The SMART worker will be further appreciated, if they can continue to do this day after day, year after year, with a total disregard for attrition. Over a career, this worker will prosper in the system and simultaneously protect and sustain it. Little tinkering will occur, but a revolution will not come from such a one. Typically, as the Bell Curve predicts, almost 96% will conform to this system – 68 normal and 14 on either side of it.

On the other hand there will be that 2 percent on the absolute right of the Bell Curve, who will be totally out of the box thinkers. They will be gifted people, who will challenge the system, see images which others simply cannot visualise and invariably will also challenge the status quo. They will be passionate and emotional and express their thoughts while taking on the system. These outliers, will generally be considered mavericks and the system will tend to be mildly contemptuous of them (I have seen plenty of very ordinary managers, laugh about such talented individuals). Typically, in our structured working systems, these mavericks will fail. Alas, there have been legions of such failed people, throughout the history of this world, who have been ground into the dust. My heart bleeds for such people. If given the opportunity, they could have done so much, but they never had the conformist switch.

Nevertheless, there are some of these gifted people, who despite the system and walls manage to wriggle free and achieve something. These are the ones who change the world. How they succeed is more in the hands of Allah (some may call it luck, or low probability numbers finally working out). Think Prophets immediately. That is an obvious given. But there are others, less blessed humans, like Newton, MichaelAngelo, Rumi and Biruni. For every age a band of gifted people lifted their prevailing society. Almost all science, art, literature, discoveries etc has been achieved by such people. Humans through the folds of history owe a huge debt to the ones who stuck their neck out, imagined, created and moved society a major notch each time. This note is a thank you note and in praise of the infinite mind.

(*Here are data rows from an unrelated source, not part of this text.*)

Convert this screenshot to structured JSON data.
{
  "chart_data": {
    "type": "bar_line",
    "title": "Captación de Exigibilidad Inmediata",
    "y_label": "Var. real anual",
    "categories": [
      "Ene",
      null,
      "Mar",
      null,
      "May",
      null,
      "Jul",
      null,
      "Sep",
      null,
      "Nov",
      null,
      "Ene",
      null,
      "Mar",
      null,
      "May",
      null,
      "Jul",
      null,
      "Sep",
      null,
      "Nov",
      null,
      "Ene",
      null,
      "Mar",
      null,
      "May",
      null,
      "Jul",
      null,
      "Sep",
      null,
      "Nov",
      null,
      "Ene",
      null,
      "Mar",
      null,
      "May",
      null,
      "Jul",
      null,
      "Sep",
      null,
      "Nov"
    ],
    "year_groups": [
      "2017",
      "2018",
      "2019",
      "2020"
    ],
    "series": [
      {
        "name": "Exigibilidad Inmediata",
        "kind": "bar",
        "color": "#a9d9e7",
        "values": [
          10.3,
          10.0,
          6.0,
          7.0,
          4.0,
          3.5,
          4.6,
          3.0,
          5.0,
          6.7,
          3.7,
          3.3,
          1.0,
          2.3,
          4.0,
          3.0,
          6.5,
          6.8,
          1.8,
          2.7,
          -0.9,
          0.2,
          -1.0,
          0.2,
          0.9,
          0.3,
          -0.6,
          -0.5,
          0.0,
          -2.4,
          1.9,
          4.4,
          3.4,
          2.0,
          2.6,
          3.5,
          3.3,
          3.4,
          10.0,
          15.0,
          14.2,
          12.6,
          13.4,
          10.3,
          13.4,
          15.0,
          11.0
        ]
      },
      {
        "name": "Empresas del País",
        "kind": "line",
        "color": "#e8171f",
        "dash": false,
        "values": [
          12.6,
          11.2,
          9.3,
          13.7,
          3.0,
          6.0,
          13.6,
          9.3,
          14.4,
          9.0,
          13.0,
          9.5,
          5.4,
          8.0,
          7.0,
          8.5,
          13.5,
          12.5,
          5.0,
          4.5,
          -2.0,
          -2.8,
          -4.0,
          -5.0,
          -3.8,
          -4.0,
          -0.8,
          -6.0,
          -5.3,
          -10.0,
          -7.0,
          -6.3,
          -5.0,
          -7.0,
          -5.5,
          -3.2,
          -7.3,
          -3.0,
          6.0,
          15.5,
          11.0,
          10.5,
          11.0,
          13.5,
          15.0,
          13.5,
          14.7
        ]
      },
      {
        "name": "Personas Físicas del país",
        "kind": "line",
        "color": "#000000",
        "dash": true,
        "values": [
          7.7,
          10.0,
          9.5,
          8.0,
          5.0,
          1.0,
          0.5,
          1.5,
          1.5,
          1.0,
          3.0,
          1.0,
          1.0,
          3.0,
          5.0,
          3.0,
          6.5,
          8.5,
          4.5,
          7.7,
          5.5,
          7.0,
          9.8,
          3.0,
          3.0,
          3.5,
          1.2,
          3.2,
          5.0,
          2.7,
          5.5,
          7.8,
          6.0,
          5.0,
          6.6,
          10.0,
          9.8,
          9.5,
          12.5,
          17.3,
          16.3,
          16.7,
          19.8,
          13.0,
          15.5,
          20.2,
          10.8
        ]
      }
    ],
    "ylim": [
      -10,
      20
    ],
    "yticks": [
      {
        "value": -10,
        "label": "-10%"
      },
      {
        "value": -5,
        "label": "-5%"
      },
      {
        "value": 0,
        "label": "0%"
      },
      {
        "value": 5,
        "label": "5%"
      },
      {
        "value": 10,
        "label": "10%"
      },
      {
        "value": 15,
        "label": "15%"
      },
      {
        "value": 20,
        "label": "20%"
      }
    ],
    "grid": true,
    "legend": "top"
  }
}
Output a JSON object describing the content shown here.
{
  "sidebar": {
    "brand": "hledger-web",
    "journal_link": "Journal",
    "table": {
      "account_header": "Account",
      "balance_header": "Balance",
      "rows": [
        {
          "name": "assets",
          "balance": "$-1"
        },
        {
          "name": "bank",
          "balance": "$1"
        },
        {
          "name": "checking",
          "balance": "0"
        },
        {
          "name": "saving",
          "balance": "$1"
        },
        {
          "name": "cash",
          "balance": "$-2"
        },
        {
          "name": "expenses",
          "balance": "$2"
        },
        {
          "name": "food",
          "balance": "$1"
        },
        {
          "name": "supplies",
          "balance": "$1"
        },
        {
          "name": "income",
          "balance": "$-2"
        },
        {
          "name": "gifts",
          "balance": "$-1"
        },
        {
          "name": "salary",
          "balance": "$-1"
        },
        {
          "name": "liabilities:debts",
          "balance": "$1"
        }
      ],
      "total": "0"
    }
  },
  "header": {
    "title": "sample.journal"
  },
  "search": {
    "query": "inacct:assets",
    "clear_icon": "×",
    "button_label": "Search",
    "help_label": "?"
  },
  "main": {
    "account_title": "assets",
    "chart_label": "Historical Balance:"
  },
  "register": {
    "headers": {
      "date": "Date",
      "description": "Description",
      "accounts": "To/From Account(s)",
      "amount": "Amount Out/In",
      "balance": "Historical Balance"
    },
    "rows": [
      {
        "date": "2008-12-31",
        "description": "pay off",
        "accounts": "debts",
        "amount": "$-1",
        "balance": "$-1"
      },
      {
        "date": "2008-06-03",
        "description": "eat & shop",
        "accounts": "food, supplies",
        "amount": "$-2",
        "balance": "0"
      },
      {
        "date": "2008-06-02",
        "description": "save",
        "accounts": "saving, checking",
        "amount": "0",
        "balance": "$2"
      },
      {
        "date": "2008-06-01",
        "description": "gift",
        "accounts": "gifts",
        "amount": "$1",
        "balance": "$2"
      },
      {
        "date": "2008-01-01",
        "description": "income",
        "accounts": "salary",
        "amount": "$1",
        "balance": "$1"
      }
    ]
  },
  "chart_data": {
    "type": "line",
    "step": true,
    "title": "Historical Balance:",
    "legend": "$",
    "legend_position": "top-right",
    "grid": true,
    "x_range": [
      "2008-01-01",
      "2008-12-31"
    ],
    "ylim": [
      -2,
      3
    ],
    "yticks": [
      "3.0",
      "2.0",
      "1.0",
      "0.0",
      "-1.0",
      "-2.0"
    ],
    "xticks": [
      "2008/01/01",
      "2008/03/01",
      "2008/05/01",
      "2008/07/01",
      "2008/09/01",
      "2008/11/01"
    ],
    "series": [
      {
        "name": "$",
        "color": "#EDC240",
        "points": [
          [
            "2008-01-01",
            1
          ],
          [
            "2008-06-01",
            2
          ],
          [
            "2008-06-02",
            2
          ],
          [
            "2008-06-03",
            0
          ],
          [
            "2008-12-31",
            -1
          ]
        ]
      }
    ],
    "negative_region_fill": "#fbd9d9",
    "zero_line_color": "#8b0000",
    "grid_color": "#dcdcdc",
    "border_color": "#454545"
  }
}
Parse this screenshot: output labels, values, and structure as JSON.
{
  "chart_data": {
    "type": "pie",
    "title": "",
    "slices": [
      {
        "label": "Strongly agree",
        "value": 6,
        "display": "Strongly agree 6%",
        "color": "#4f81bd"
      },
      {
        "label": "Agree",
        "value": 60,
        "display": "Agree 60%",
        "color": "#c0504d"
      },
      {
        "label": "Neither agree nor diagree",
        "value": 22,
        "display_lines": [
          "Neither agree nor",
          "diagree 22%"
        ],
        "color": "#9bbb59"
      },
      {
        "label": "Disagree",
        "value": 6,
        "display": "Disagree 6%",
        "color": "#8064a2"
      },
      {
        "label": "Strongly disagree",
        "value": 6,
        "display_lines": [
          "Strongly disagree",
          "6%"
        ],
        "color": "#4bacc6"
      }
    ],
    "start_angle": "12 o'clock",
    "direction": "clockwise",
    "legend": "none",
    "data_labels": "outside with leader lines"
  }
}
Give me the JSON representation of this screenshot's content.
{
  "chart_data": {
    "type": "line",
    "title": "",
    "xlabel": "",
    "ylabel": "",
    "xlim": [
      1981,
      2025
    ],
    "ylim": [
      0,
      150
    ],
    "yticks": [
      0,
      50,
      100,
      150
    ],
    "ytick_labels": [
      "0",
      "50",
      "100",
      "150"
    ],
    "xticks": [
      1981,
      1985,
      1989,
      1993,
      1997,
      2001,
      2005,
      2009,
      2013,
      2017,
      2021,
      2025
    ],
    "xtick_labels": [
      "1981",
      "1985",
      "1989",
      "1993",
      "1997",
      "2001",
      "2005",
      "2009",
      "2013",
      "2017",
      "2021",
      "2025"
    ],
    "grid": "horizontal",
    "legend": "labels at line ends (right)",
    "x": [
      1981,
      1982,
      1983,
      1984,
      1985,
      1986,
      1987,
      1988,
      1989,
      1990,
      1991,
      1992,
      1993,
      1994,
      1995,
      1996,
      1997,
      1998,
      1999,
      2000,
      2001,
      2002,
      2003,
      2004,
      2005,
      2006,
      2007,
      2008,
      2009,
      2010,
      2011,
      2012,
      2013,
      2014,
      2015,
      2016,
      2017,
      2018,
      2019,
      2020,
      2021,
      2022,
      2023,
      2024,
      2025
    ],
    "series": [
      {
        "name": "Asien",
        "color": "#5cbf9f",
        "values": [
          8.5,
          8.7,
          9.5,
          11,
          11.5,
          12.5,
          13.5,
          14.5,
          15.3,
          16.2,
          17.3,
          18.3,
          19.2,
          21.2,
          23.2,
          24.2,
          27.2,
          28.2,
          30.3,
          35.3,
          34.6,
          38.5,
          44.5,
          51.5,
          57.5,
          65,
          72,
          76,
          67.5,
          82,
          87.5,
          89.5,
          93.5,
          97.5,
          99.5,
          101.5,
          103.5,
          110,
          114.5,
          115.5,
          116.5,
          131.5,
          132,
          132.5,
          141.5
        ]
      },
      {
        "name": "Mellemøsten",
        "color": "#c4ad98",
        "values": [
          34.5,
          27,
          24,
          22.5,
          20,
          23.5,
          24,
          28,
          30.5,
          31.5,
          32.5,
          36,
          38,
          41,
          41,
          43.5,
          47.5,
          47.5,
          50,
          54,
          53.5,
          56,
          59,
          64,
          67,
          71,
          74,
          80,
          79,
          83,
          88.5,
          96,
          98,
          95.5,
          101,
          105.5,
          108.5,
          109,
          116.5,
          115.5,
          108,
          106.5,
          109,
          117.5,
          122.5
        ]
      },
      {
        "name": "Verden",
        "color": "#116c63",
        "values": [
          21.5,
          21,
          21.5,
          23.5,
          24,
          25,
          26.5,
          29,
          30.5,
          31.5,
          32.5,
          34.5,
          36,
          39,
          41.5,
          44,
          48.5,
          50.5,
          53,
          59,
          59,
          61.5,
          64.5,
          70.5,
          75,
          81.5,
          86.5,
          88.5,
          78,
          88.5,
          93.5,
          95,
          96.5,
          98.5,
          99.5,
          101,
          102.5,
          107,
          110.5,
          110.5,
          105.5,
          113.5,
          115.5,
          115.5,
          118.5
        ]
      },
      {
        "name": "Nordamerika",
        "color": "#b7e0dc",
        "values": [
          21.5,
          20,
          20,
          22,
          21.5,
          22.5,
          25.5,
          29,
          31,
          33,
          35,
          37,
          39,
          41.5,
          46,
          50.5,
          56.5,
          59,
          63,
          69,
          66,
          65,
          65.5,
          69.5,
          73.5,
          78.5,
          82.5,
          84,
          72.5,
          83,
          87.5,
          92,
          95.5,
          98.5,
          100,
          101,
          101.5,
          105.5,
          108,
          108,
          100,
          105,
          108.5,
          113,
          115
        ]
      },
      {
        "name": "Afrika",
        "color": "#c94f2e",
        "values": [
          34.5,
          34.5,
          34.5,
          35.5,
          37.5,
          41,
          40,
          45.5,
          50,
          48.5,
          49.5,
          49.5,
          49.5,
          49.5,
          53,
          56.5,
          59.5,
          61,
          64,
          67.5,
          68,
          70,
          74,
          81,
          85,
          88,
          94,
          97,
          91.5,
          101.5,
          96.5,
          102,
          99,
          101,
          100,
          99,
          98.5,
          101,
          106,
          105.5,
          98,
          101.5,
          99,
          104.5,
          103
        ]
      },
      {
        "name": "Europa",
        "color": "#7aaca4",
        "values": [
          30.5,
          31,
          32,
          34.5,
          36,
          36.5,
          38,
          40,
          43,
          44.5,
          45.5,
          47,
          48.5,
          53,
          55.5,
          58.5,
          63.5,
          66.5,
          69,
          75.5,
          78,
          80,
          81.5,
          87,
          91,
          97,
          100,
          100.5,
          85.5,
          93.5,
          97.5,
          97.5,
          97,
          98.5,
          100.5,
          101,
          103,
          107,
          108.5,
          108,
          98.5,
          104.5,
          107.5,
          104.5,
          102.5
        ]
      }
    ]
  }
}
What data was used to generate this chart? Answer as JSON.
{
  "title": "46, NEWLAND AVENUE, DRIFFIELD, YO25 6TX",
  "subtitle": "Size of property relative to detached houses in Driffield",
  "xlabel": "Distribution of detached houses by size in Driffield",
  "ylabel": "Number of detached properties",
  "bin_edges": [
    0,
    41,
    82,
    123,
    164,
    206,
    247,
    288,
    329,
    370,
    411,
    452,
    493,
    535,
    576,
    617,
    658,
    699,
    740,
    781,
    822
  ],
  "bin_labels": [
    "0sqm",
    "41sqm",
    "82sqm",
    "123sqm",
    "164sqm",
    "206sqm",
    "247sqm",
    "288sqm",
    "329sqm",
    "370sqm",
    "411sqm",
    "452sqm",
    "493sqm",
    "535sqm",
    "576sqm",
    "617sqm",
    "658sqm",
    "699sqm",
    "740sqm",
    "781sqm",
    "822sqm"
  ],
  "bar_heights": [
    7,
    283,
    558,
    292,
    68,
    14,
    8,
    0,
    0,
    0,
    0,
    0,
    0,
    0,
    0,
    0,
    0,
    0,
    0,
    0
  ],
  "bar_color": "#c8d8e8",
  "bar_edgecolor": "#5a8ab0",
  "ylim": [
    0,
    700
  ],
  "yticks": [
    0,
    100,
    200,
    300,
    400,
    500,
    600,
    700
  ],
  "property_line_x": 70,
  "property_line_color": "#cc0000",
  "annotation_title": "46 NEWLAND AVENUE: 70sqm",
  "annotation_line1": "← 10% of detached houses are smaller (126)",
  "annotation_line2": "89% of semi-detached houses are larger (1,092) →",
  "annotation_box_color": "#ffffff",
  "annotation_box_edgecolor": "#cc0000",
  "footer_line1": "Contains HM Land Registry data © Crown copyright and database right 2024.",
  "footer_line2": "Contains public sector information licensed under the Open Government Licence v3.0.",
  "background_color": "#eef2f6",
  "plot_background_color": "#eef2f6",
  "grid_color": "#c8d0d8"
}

There are not too many of these individuals in comparison to their achievement. Some infact went to their permanent resting place without any acknowledgement of achievement and greatness. Only later would such people be recognised. Van Gogh is an example. So just imagine a world where no Archimedes made his discovery. Or Newton did not expound his theory, or Shakespeare not write his plays, or Ibn Batuta not travel his miles, or Einstein not work out the theory of relativity. We could still be living in the dark ages, hunting with primitive weapons, speaking a stunted tongue and living in our little hole. Our world would have been just the few square miles around us, that we would cover during our lives, never knowing there was a world and people beyond. Think about it!